Coding Standards

This document is the canonical source for repository-wide coding standards.

Core Rules

  • Keep code clean, correct, and current.

  • When code changes, update the relevant documentation and meaningful tests in the same change.

  • Prefer direct imports from the canonical module that owns a behavior or type.

  • Do not add compatibility layers, shim layers, or re-export wrappers just to preserve an older local import path.

  • Do not create duplicate source modules with the same filename in different directories. If two modules do different jobs, they need different names.

Package Boundaries

  • Shared code belongs in src/common/.

  • Robot-only code belongs in src/robot_app/.

  • Web-only code belongs in src/web_app/.

  • Code that needs shared schemas should import common.schema directly.
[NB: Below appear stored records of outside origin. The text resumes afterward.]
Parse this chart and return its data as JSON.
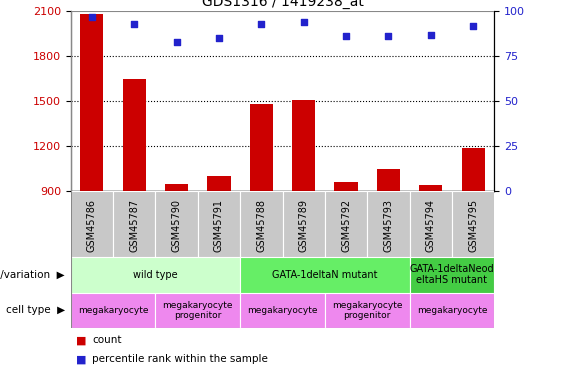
{
  "title": "GDS1316 / 1419238_at",
  "samples": [
    "GSM45786",
    "GSM45787",
    "GSM45790",
    "GSM45791",
    "GSM45788",
    "GSM45789",
    "GSM45792",
    "GSM45793",
    "GSM45794",
    "GSM45795"
  ],
  "bar_values": [
    2080,
    1650,
    950,
    1000,
    1480,
    1510,
    960,
    1050,
    940,
    1190
  ],
  "dot_values": [
    97,
    93,
    83,
    85,
    93,
    94,
    86,
    86,
    87,
    92
  ],
  "bar_color": "#cc0000",
  "dot_color": "#2222cc",
  "ylim_left": [
    900,
    2100
  ],
  "ylim_right": [
    0,
    100
  ],
  "yticks_left": [
    900,
    1200,
    1500,
    1800,
    2100
  ],
  "yticks_right": [
    0,
    25,
    50,
    75,
    100
  ],
  "grid_lines": [
    1200,
    1500,
    1800
  ],
  "genotype_groups": [
    {
      "label": "wild type",
      "start": 0,
      "end": 3,
      "color": "#ccffcc"
    },
    {
      "label": "GATA-1deltaN mutant",
      "start": 4,
      "end": 7,
      "color": "#66ee66"
    },
    {
      "label": "GATA-1deltaNeod\neltaHS mutant",
      "start": 8,
      "end": 9,
      "color": "#44cc44"
    }
  ],
  "cell_type_groups": [
    {
      "label": "megakaryocyte",
      "start": 0,
      "end": 1,
      "color": "#ee88ee"
    },
    {
      "label": "megakaryocyte\nprogenitor",
      "start": 2,
      "end": 3,
      "color": "#ee88ee"
    },
    {
      "label": "megakaryocyte",
      "start": 4,
      "end": 5,
      "color": "#ee88ee"
    },
    {
      "label": "megakaryocyte\nprogenitor",
      "start": 6,
      "end": 7,
      "color": "#ee88ee"
    },
    {
      "label": "megakaryocyte",
      "start": 8,
      "end": 9,
      "color": "#ee88ee"
    }
  ],
  "xlabel_color": "#cc0000",
  "ylabel_right_color": "#2222cc",
  "genotype_label": "genotype/variation",
  "celltype_label": "cell type",
  "legend_count": "count",
  "legend_percentile": "percentile rank within the sample",
  "xtick_bg_color": "#c8c8c8",
  "border_color": "#888888"
}
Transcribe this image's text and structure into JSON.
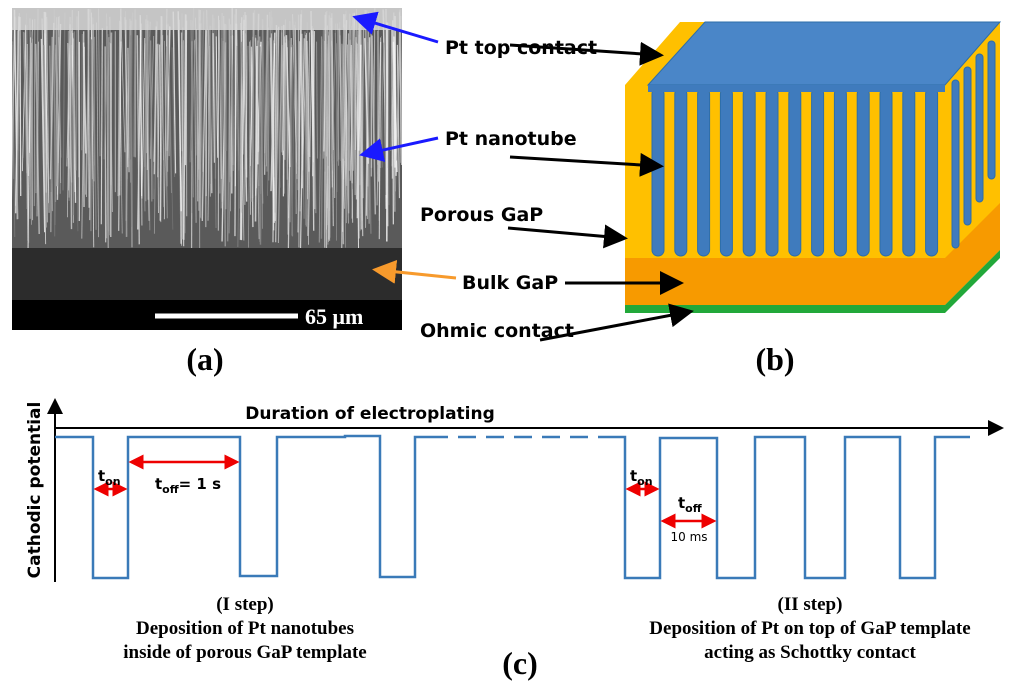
{
  "panel_a": {
    "label": "(a)",
    "scale_bar": "65 μm",
    "annotations": [
      "Pt top contact",
      "Pt nanotube",
      "Bulk GaP"
    ]
  },
  "panel_b": {
    "label": "(b)",
    "annotations": [
      "Porous GaP",
      "Ohmic contact"
    ]
  },
  "panel_c": {
    "label": "(c)",
    "y_axis": "Cathodic potential",
    "x_axis": "Duration of electroplating",
    "step_1": {
      "title": "(I step)",
      "lines": [
        "Deposition of Pt nanotubes",
        "inside of porous GaP template"
      ],
      "t_on": {
        "symbol": "t",
        "subscript": "on"
      },
      "t_off": {
        "symbol": "t",
        "subscript": "off",
        "value": "= 1 s"
      }
    },
    "step_2": {
      "title": "(II step)",
      "lines": [
        "Deposition of Pt on top of GaP template",
        "acting as Schottky contact"
      ],
      "t_on": {
        "symbol": "t",
        "subscript": "on"
      },
      "t_off": {
        "symbol": "t",
        "subscript": "off",
        "value": "10 ms"
      }
    }
  }
}
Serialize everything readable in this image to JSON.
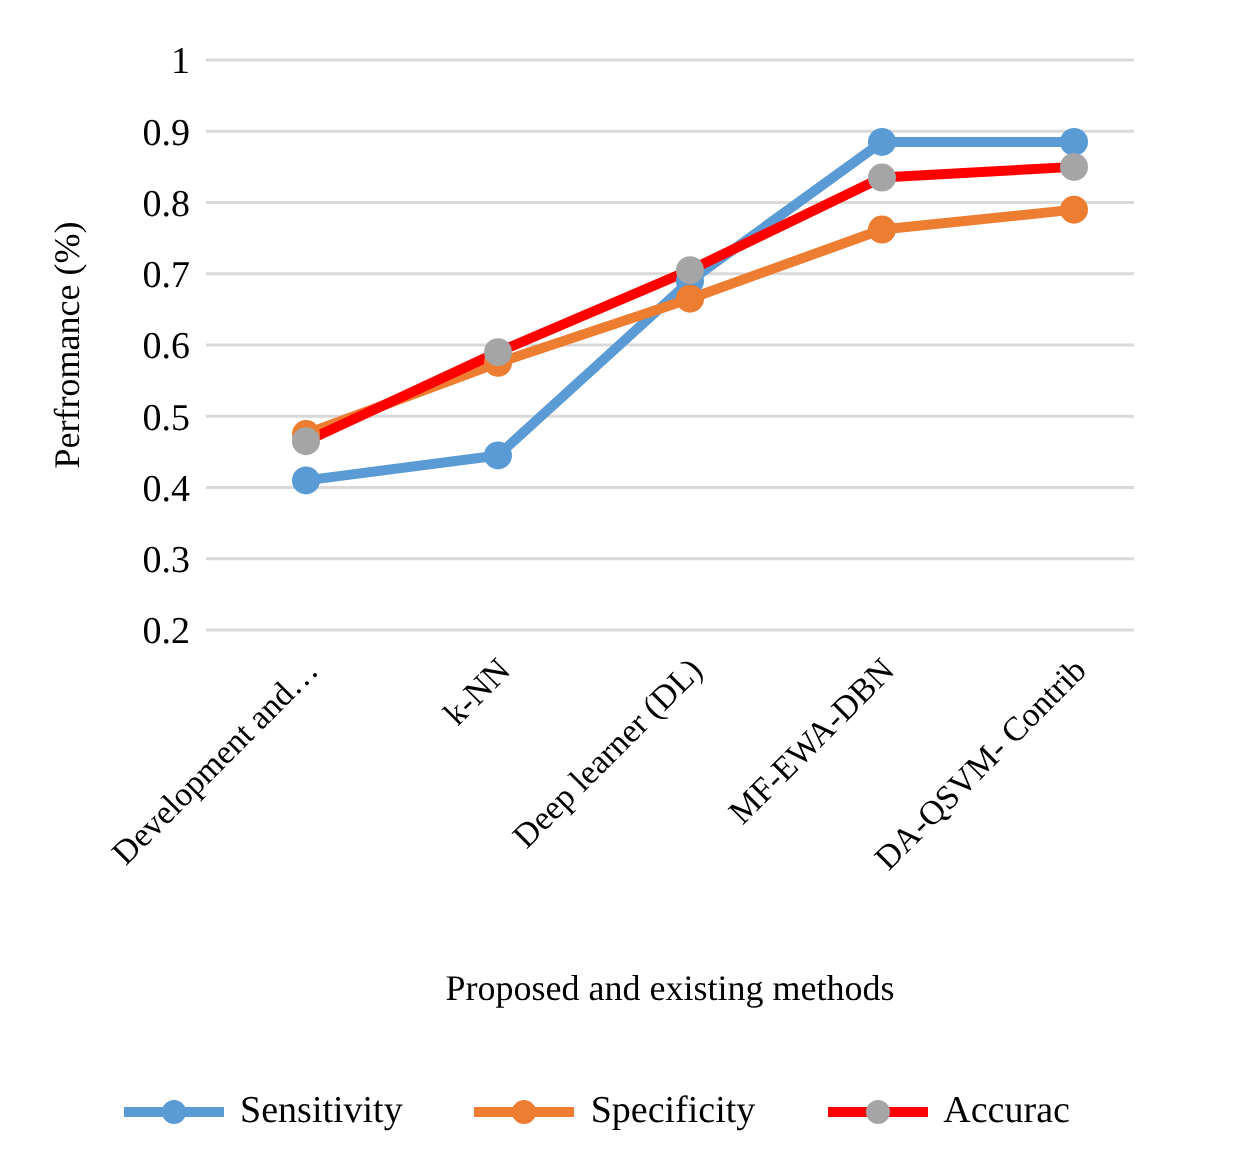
{
  "chart_data": {
    "type": "line",
    "xlabel": "Proposed and existing methods",
    "ylabel": "Perfromance (%)",
    "categories": [
      "Development and…",
      "k-NN",
      "Deep learner (DL)",
      "MF-EWA-DBN",
      "DA-QSVM- Contrib"
    ],
    "series": [
      {
        "name": "Sensitivity",
        "color": "#5b9bd5",
        "values": [
          0.41,
          0.445,
          0.69,
          0.885,
          0.885
        ]
      },
      {
        "name": "Specificity",
        "color": "#ed7d31",
        "values": [
          0.475,
          0.575,
          0.665,
          0.762,
          0.79
        ]
      },
      {
        "name": "Accurac",
        "color": "#ff0000",
        "values": [
          0.465,
          0.59,
          0.705,
          0.835,
          0.85
        ]
      }
    ],
    "ylim": [
      0.2,
      1
    ],
    "yticks": [
      0.2,
      0.3,
      0.4,
      0.5,
      0.6,
      0.7,
      0.8,
      0.9,
      1
    ],
    "grid": "y",
    "legend": "bottom",
    "marker": "circle",
    "line_style": "solid"
  }
}
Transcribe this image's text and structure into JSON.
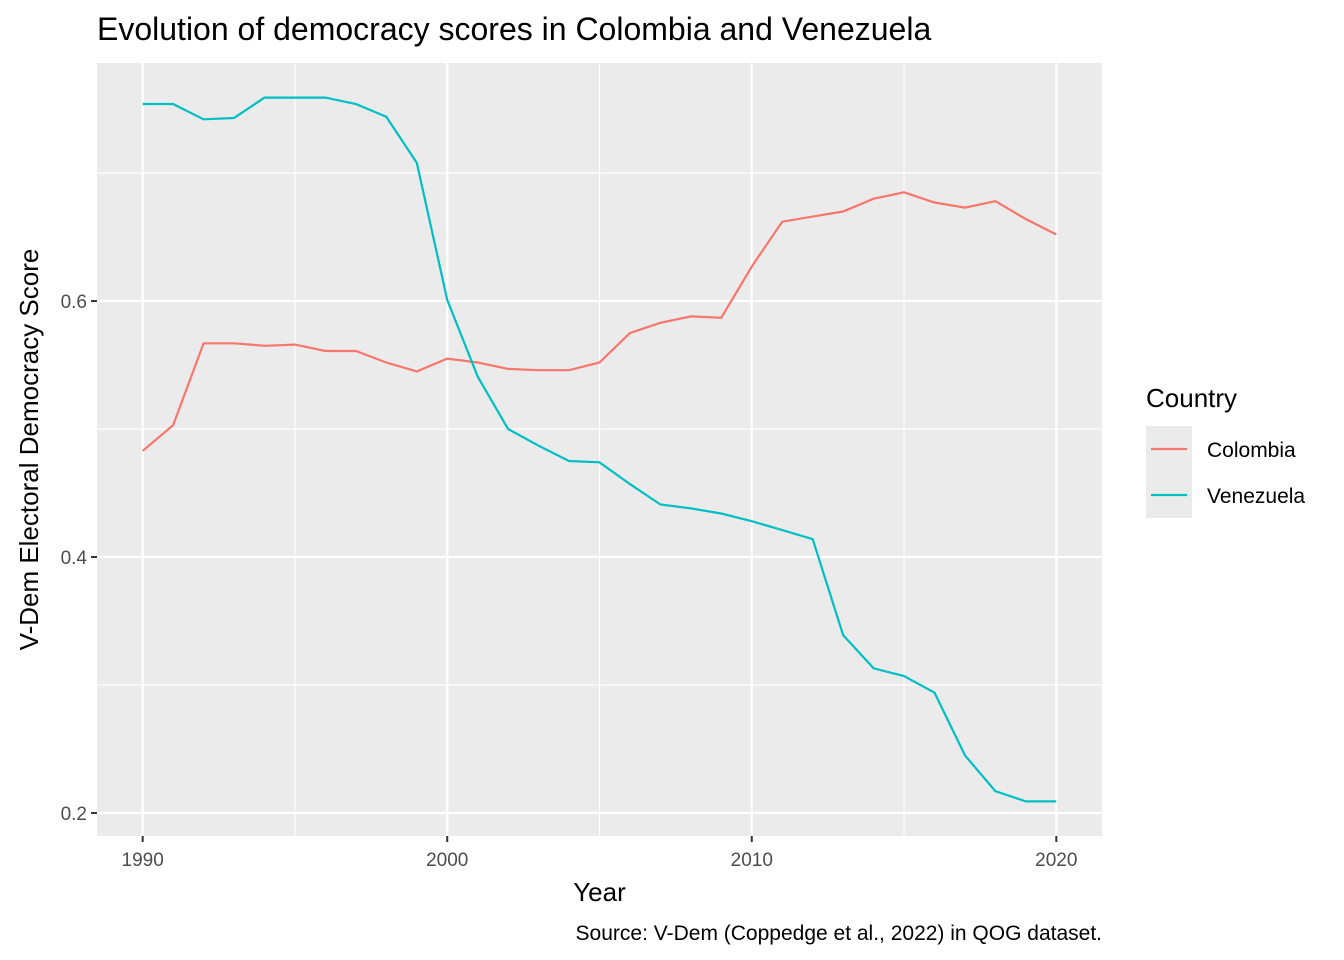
{
  "chart_data": {
    "type": "line",
    "title": "Evolution of democracy scores in Colombia and Venezuela",
    "xlabel": "Year",
    "ylabel": "V-Dem Electoral Democracy Score",
    "caption": "Source: V-Dem (Coppedge et al., 2022) in QOG dataset.",
    "xlim": [
      1988.5,
      2021.5
    ],
    "ylim": [
      0.182,
      0.786
    ],
    "x_ticks": [
      1990,
      2000,
      2010,
      2020
    ],
    "x_tick_labels": [
      "1990",
      "2000",
      "2010",
      "2020"
    ],
    "x_minor": [
      1995,
      2005,
      2015
    ],
    "y_ticks": [
      0.2,
      0.4,
      0.6
    ],
    "y_tick_labels": [
      "0.2",
      "0.4",
      "0.6"
    ],
    "y_minor": [
      0.3,
      0.5,
      0.7
    ],
    "grid": true,
    "legend": {
      "title": "Country",
      "placement": "right"
    },
    "x": [
      1990,
      1991,
      1992,
      1993,
      1994,
      1995,
      1996,
      1997,
      1998,
      1999,
      2000,
      2001,
      2002,
      2003,
      2004,
      2005,
      2006,
      2007,
      2008,
      2009,
      2010,
      2011,
      2012,
      2013,
      2014,
      2015,
      2016,
      2017,
      2018,
      2019,
      2020
    ],
    "series": [
      {
        "name": "Colombia",
        "color": "#F8766D",
        "values": [
          0.483,
          0.503,
          0.567,
          0.567,
          0.565,
          0.566,
          0.561,
          0.561,
          0.552,
          0.545,
          0.555,
          0.552,
          0.547,
          0.546,
          0.546,
          0.552,
          0.575,
          0.583,
          0.588,
          0.587,
          0.627,
          0.662,
          0.666,
          0.67,
          0.68,
          0.685,
          0.677,
          0.673,
          0.678,
          0.664,
          0.652
        ]
      },
      {
        "name": "Venezuela",
        "color": "#00BFC4",
        "values": [
          0.754,
          0.754,
          0.742,
          0.743,
          0.759,
          0.759,
          0.759,
          0.754,
          0.744,
          0.708,
          0.601,
          0.541,
          0.5,
          0.487,
          0.475,
          0.474,
          0.457,
          0.441,
          0.438,
          0.434,
          0.428,
          0.421,
          0.414,
          0.339,
          0.313,
          0.307,
          0.294,
          0.245,
          0.217,
          0.209,
          0.209
        ]
      }
    ]
  }
}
Do not create robot_app.schema, web_app.schema, or similar alias modules.

  • Do not add dependencies from robot_app to web_app, or from web_app to robot_app.

Testing

  • Tests must check real logic or behavior. Do not add pro-forma tests that only inflate coverage.

  • If a behavior cannot yet be tested meaningfully, it is better to leave it untested than to add a bogus test.

  • Avoid mocking unless it is genuinely necessary and there is no practical real-test alternative.

  • Prefer local real-service tests over mocks:

    • DynamoDB tests use DynamoDB Local.

    • S3 tests use local MinIO.

  • Keep tests up to date with the code they cover. Out-of-date tests are a defect, not an asset.

Commands And Workflows

  • Use the Makefile as the contract for build, test, validation, and deployment workflows.

  • Do not introduce parallel one-off command paths in the documentation when a make target is the supported workflow.

  • For Lambda/runtime-sensitive Python code, keep the AWS-like validation path in make pytest-lambda.

Documentation

  • Keep documentation aligned with the code that actually runs.

  • Remove stale migration notes once the migration is complete.

  • Do not document temporary compatibility behavior as if it were part of the intended architecture.